Same for the sphere ${\mathbb S}^2$. The differential of $\theta$ and $\phi$ are 1-forms $d\theta, d\phi :{\mathbb S}^2 \rightarrow T^*({\mathbb S}^2)$ and the map $r^2 \sin^2\theta.(d\theta)^2 + r^2 (d\phi)^2 : {\mathbb S}^2 \rightarrow {\rm Sym }(T^*{\mathbb S}^2)$ is the usual Riemanian metric.

Solution 4:

[This is best considered a comment, but a bit too long to post as one]

I'm not an expert on this subject, but I can give you a reference that you might find helpful. The book I have in my collection is called "A Primer of Infinitesimal Analysis" by John L. Bell.

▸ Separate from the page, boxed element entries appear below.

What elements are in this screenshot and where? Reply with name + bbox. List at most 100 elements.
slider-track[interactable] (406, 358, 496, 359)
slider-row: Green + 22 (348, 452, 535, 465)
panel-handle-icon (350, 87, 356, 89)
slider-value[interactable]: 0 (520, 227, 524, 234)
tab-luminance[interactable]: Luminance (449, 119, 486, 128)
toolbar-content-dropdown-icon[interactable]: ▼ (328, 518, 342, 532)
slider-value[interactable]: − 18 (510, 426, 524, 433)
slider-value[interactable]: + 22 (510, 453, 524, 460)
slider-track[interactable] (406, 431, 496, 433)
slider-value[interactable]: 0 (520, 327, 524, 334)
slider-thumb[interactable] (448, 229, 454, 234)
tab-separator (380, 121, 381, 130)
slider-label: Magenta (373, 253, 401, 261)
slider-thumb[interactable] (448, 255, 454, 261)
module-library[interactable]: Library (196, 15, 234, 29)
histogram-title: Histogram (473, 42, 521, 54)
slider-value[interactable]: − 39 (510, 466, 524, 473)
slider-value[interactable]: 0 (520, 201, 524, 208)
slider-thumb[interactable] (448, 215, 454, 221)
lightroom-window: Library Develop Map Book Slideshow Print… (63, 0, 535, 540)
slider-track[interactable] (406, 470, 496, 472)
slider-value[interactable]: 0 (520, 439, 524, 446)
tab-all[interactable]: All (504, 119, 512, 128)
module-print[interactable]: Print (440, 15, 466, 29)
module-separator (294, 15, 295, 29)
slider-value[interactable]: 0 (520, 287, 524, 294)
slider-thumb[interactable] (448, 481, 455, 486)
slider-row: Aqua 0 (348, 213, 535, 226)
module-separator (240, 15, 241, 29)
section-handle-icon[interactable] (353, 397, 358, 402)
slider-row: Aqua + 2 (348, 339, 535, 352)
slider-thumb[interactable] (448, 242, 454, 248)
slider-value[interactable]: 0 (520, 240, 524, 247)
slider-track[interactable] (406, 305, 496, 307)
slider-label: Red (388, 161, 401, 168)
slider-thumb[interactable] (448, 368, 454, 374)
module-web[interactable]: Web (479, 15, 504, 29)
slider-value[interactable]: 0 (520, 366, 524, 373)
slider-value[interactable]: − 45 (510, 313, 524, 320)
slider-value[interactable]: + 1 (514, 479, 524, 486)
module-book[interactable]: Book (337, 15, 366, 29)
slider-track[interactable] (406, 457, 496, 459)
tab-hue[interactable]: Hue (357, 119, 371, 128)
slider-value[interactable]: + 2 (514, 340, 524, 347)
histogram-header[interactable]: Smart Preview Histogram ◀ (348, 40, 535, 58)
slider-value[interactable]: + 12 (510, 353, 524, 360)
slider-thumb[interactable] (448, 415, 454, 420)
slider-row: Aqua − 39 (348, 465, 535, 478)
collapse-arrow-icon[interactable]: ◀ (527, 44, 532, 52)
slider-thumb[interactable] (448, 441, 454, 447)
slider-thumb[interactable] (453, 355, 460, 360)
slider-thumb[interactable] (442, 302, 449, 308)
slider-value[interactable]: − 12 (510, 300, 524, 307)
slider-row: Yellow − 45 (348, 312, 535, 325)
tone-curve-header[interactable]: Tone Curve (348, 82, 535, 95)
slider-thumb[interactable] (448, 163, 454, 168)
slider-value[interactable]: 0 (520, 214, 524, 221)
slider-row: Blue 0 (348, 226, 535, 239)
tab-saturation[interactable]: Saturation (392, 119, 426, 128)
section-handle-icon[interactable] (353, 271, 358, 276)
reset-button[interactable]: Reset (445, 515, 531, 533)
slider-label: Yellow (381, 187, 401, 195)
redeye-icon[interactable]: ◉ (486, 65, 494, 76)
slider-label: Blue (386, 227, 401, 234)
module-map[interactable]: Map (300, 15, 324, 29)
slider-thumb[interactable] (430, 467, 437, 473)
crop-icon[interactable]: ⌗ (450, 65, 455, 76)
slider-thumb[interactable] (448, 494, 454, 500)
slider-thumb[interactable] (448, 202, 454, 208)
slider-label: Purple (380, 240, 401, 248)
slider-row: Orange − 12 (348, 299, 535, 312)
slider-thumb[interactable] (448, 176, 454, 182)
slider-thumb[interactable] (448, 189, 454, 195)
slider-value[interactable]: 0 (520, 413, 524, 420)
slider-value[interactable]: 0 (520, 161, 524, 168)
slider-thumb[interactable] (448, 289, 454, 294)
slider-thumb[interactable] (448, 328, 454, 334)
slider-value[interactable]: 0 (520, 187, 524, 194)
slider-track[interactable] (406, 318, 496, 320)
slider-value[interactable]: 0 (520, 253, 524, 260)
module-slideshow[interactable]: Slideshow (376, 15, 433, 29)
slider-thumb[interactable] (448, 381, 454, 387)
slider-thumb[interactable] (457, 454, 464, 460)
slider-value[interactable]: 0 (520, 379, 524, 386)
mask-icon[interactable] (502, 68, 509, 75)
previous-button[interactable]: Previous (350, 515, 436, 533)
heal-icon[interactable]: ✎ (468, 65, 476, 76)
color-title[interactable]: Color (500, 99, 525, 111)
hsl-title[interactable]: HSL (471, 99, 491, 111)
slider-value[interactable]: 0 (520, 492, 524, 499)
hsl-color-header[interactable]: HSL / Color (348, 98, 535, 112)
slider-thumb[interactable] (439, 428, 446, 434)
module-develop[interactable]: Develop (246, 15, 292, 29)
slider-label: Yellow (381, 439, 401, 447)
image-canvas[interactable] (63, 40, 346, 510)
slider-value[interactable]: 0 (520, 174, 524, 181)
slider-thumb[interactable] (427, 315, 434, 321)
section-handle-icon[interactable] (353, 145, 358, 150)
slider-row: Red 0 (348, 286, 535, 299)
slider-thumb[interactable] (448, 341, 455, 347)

It is an alternative approach to real analysis that rigorously develops an idea of an infinitesimal that is different from Robinson's. The approach is intrinsically based on constructive logic (denies the law of excluded middle); thus the 'admissible functions' you see are a lot different from the ones you encounter in classical analysis.

The number system that is developed is not quite a field---it behaves a lot like $\mathbb{R}[x]/(x^2)$. Thus it contains a subfield isomorphic to $\mathbb{R}$, but around each point is a 'infinitesimal neighborhood.' Unlike Robinson's approach those elements in the infinitesimal neighborhood around 0 square to 0.

There is also a marked difference in philosophy. This approach does not consider $\mathbb{R}$ as a bunch of points tightly packed together, but rather a lot of infinitesimal line segments overlapping and intermingling together (I believe this idea formalizes what you are trying to capture). And the graphs of the functions to and from this system are seen as 'tilting' these line segments. And the derivative at a 'point' is the tilt of the infinitesimal neighborhood that contains that point.

If you don't mind me asking, what's not 'rigorous' about Robinson's system?